Enzyme-mediated fast injectable hydrogels based on chitosan–glycolic acid/tyrosine: preparation, characterization, and chondrocyte culture

Abstract

In this study, water-soluble chitosan–glycolic acid (GA)/tyrosine (Tyr) conjugates (denoted as CH–GA/Tyr) are designed and prepared for fast, in situ formation of hydrogels by tyrosinase or horseradish peroxidase (HRP)-mediated crosslinking under physiological conditions. These CH–GA/Tyr conjugates with a phenol group and primary amine in tyrosine residue are readily obtained by conjugating GA and N-tert-butoxycarbonyl (Boc)–tyrosine to native chitosan and then deprotection of the Boc group. The CH–GA20/Tyr14 with a degree of substitution (DS, defined as the number of substituted NH₂ groups per 100 glucopyranose rings of chitosan) of GA of 20 and the DS of Tyr of 14 displays higher water solubility with a maximum pH value of 14.0 when compared to native chitosan, CH–GA20 and phloretic acid-coupled CH–GA20. Both tyrosinase and HRP can effectively crosslink CH–GA/Tyr conjugates to form hydrogels.
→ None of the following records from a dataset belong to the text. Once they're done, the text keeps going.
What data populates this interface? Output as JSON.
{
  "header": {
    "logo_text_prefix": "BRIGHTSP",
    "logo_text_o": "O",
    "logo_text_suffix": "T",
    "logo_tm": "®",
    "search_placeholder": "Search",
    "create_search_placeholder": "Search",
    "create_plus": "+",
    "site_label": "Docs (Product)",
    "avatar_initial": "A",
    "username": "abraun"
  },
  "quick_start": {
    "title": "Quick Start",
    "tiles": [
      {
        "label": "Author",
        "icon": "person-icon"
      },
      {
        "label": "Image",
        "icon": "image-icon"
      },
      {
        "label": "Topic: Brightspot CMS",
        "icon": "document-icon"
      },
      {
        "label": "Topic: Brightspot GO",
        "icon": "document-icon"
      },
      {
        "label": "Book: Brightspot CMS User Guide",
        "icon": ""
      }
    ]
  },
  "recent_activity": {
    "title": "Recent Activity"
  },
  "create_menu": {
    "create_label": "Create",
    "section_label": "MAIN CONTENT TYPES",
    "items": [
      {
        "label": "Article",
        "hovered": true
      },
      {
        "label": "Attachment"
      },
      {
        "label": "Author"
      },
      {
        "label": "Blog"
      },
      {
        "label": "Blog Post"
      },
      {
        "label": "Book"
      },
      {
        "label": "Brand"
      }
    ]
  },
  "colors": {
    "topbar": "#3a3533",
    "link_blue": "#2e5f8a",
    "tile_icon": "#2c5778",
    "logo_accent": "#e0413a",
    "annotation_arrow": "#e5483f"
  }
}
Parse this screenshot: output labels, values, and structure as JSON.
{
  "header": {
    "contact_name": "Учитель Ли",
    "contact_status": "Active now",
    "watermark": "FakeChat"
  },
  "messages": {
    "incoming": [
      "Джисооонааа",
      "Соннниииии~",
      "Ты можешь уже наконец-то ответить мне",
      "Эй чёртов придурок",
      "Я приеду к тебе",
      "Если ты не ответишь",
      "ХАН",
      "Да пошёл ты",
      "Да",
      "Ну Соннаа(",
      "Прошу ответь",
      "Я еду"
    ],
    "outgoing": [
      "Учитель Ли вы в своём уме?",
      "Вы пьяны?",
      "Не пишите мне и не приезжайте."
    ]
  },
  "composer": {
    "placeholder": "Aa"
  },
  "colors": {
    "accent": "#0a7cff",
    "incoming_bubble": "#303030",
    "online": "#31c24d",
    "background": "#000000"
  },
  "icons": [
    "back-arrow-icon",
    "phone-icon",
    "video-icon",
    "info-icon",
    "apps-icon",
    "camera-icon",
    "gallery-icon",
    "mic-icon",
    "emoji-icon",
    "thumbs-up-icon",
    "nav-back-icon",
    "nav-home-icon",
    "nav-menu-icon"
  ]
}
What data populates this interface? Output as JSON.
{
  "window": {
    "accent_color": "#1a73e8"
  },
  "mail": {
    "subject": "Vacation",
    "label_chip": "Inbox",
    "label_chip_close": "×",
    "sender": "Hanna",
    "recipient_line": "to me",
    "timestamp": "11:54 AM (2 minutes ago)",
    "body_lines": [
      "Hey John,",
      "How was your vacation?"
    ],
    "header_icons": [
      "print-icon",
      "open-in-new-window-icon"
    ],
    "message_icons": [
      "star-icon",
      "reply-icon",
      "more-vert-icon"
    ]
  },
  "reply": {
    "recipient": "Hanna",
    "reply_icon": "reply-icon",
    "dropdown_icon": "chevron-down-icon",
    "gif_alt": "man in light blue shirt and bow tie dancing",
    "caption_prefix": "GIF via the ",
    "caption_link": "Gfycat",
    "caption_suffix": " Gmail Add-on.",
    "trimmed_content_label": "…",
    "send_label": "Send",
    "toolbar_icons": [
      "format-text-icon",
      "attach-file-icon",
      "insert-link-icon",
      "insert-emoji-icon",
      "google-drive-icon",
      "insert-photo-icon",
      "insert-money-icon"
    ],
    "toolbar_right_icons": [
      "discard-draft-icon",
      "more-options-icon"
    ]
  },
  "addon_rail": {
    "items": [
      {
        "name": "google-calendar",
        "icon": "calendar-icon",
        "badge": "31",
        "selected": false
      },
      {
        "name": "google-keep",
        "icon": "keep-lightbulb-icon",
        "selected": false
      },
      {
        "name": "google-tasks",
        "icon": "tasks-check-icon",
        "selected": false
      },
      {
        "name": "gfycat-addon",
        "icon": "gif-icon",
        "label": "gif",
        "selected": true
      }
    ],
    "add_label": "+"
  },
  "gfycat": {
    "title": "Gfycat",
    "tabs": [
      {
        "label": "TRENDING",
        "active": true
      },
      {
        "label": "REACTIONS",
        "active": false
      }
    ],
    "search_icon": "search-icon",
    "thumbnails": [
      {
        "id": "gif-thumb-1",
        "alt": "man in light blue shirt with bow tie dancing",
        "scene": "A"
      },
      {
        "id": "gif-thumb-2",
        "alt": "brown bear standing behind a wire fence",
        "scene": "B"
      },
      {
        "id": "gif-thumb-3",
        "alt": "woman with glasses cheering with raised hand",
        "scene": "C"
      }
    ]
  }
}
HRP can mediate a faster gelation process than tyrosinase. The gelation time of the CH–GA/Tyr hydrogels may be adjusted from seconds to minutes by modulating the concentration of the enzymes/conjugates and DS of Tyr residue. Rheological analysis results show that these hydrogels are elastic and that the HRP-crosslinked hydrogels have higher storage modulus as compared to the tyrosinase-crosslinked hydrogels. The tyrosinase-crosslinked hydrogels have lower cytotoxicity as compared to the HRP-crosslinked hydrogels when NIH/3T3 cells are encapsulated in these hydrogels. Further, the tyrosinase-based hydrogels can maintain high survival of chondrocytes over 14 days. The results of this study show that the tyrosinase-crosslinked chitosan-based hydrogels have high potential for cartilage tissue engineering.